Philosophy
Philosophy
Philosophy:
The philosophical layer is the more abstract plane of any practice. It addresses the notions of reality, knowledge production, and ethics. We all have some assumptions about these three areas, but it is quite helpful to make them explicit and to see if there are like-minded people in the field.
Our philosophical assumptions may be changing over time, or become more nuanced and deep. I have grouped some main views in the field in:
- Phenomenological: focus on personal experience, direct referents, perception.
- Hermeneutic: focus on interpretation, symbols, horizon of meaning.
- Cybernetic: focuses on processes and patterns, social systems, biological systems, and mind systems.
- Scientific: Focus on trials (isolated experimentation) and statistics, evidence-based, and cumulatively true.
- Spiritual: a trust in the goodness and natural unfolding of entities.
- Constructive: Focus on reality construction and unique realities.
- Participatory: focus on assemblage with the world, abstract/practical, unique/real experience.

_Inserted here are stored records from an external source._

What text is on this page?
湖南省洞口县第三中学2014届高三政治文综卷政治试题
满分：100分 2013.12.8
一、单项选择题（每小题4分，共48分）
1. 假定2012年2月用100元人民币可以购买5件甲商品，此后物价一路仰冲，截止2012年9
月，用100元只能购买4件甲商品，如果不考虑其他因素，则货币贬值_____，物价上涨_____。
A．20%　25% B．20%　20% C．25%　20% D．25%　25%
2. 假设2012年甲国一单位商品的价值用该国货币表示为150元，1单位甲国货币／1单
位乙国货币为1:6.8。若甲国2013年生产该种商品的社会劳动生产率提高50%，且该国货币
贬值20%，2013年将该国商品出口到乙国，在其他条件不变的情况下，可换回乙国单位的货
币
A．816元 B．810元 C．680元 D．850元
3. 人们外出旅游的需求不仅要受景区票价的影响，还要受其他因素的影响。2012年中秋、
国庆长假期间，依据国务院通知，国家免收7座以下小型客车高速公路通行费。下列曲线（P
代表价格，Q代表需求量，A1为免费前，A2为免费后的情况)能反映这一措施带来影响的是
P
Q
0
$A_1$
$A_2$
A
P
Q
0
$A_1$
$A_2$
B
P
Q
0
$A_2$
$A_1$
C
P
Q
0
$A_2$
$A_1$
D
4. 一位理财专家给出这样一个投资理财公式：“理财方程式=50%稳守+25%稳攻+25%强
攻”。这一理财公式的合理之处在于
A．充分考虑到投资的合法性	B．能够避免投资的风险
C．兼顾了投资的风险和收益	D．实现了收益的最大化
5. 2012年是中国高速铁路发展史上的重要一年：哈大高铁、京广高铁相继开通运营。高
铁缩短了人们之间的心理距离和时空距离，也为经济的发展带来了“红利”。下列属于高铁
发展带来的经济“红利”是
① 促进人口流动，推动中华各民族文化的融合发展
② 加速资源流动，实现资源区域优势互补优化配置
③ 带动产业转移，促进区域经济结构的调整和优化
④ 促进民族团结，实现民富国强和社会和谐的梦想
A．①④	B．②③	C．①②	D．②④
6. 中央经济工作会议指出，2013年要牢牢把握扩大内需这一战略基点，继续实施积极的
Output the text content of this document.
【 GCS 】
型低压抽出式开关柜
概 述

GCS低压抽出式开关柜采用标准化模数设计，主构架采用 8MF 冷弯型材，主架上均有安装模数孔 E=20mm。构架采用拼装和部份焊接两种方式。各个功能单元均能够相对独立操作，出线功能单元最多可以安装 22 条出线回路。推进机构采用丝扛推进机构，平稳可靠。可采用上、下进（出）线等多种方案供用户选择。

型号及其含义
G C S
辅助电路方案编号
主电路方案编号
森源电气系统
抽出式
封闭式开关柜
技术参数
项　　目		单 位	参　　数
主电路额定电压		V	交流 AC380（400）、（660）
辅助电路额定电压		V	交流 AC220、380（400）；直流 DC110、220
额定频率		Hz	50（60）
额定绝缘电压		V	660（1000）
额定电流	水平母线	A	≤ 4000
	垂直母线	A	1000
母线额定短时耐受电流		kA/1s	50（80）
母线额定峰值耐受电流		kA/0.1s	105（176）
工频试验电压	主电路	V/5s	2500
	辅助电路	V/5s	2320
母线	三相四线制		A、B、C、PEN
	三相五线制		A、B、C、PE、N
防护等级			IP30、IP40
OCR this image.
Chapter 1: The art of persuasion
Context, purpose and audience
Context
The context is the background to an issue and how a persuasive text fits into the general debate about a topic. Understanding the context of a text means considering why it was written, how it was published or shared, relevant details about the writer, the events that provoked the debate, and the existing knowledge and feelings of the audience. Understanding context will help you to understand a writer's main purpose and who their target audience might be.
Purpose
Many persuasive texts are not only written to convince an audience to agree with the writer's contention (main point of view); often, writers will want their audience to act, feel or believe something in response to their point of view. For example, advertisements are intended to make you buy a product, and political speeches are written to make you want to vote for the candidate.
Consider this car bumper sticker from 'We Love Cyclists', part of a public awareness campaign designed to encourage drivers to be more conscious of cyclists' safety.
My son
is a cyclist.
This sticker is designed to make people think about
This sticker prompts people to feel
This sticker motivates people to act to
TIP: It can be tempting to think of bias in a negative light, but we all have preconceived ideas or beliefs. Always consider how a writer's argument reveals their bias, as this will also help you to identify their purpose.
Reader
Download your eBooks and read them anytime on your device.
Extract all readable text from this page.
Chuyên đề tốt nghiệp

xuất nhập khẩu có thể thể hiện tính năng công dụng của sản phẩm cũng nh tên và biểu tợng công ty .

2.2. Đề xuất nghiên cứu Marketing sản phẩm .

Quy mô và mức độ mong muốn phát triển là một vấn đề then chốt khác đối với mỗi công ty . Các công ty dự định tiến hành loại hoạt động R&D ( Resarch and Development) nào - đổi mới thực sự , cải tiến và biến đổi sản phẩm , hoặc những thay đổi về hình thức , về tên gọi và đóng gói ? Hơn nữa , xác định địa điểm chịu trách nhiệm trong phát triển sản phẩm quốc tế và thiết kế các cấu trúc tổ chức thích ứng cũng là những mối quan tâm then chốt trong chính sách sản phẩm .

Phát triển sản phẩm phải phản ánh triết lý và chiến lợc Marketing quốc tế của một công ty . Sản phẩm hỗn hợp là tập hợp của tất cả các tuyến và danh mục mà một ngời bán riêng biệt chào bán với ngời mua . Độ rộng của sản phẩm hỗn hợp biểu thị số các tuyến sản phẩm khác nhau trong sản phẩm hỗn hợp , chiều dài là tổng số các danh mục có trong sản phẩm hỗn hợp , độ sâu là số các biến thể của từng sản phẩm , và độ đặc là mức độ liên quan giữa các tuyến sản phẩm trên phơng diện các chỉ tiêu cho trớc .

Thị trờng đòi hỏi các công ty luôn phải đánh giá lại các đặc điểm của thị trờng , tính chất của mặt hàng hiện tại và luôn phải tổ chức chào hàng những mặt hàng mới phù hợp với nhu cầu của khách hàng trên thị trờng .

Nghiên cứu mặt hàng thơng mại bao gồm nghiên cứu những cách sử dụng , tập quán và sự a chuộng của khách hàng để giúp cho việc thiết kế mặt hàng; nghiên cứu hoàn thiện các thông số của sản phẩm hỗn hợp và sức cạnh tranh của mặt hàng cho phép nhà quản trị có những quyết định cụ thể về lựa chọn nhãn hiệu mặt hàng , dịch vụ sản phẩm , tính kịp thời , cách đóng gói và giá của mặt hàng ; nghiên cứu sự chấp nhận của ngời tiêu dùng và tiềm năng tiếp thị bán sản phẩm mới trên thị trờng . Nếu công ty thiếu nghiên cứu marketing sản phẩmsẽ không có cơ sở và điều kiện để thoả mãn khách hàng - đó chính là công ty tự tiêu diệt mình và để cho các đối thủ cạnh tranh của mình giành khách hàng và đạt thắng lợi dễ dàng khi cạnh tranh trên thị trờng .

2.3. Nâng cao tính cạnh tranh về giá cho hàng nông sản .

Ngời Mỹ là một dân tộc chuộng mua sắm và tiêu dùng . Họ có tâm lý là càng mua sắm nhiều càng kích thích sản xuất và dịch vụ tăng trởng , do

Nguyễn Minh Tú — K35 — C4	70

These groups have many representatives, and each has its own flavour. I think they are distinctive and connected to some of the major movements in psychotherapy. Scientific is directly connected with CBT, phenomenological with Person-Centred, Hermeneutic with Psychoanalysis, and Spiritual with Humanistic approaches (some may criticise the use of spiritual; maybe humanistic would be best, but from there emerged the transpersonal group). The concepts do not fully represent an author or an approach. Each author may have a bit of this and a bit of that. For instance Lacan or Bion have a flavour of cybernetic thinking, Winnicott a flavour of Spiritual/Humanistic, Rogers a flavour of Scientific at the beginning. Jung, being quite Hermeneutic, is considered a Spiritual author. With these groups I am not trying to define something, but to point towards flavours in psychotherapy and theory in general. We can see how newer authors will adhere more to a Constructive or Participatory option, the first believing in a fully independent reality for each, and the second keeping a notion of reality, that is uniquely assembled in each individual.